Integrating clinical, patient and research perspectives

CEP's impact extends beyond health care provider education. By exposing researchers to clinical and patient perspectives and by bringing clinicians closer to genetics and genomics, CEP plays a vital role in facilitating the clinical implementation of genomic research.

A list of the precision oncology education efforts from The Jackson Laboratory.

As JAX’s translational research program has matured, our biomedical trainees are positioned to revolutionize medicine through their research advancements. Students and early career researchers are often motivated by the patient and human health aspects of genomics. Since 2021, CEP and MCGI have offered JAX trainees an innovative clinical translational training program through the JAX Cancer Center. Participants obtain valuable exposure to patient care discussions and decisions as they attend Genomic Tumor Boards, and also have the opportunity to connect with clinical genomic scientists to learn about different career paths.

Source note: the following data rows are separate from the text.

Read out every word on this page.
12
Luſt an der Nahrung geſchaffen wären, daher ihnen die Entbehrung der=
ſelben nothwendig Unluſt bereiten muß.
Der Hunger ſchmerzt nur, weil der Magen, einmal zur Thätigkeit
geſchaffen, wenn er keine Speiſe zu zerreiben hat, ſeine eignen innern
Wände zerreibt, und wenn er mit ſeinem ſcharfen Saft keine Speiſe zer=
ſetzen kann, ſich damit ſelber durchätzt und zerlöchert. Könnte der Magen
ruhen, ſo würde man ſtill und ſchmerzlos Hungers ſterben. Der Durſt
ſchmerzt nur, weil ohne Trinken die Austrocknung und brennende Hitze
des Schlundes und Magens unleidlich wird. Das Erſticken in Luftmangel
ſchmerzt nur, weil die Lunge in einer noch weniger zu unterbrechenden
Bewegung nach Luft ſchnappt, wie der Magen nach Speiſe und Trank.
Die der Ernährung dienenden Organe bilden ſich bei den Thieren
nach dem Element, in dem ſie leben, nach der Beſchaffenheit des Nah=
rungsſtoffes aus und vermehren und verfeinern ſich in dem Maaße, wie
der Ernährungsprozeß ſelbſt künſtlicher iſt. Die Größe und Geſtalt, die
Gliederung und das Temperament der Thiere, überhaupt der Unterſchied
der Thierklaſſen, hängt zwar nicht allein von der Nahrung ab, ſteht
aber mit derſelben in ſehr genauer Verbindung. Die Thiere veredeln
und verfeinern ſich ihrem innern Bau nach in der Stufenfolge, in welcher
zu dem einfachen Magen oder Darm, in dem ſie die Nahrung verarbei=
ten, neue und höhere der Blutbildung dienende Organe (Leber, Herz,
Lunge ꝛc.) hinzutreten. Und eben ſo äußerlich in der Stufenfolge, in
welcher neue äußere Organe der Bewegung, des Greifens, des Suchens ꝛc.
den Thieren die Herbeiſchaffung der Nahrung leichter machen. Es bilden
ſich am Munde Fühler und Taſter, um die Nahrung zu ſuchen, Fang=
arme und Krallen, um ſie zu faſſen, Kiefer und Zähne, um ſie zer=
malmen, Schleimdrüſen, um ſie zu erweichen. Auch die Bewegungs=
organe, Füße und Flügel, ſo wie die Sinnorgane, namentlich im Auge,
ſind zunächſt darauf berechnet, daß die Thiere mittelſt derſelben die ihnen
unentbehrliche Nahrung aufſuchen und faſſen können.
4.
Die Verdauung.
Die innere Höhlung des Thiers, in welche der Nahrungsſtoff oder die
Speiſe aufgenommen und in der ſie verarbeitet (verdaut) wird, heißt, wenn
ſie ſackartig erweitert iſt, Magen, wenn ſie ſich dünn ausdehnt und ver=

Shaping the future of clinical genetic education

The evolution of precision health and personalized medicine in the past decade has transformed patient care. However, the health care workforce is challenged to integrate these advances by a lack of genetic and genomic expertise in clinical training programs. To help meet this need, JAX Clinical Education is creating new programming for clinical trainees. Strategic partnerships with training institutions and new additions to CEP staff will strengthen its capacity to help faculty create a health care workforce prepared to implement genomically informed diagnoses and treatments as they become available.

As the horizon broadens, CEP is poised to support the Laboratory’s strategic goals in rare disease research and other translational efforts.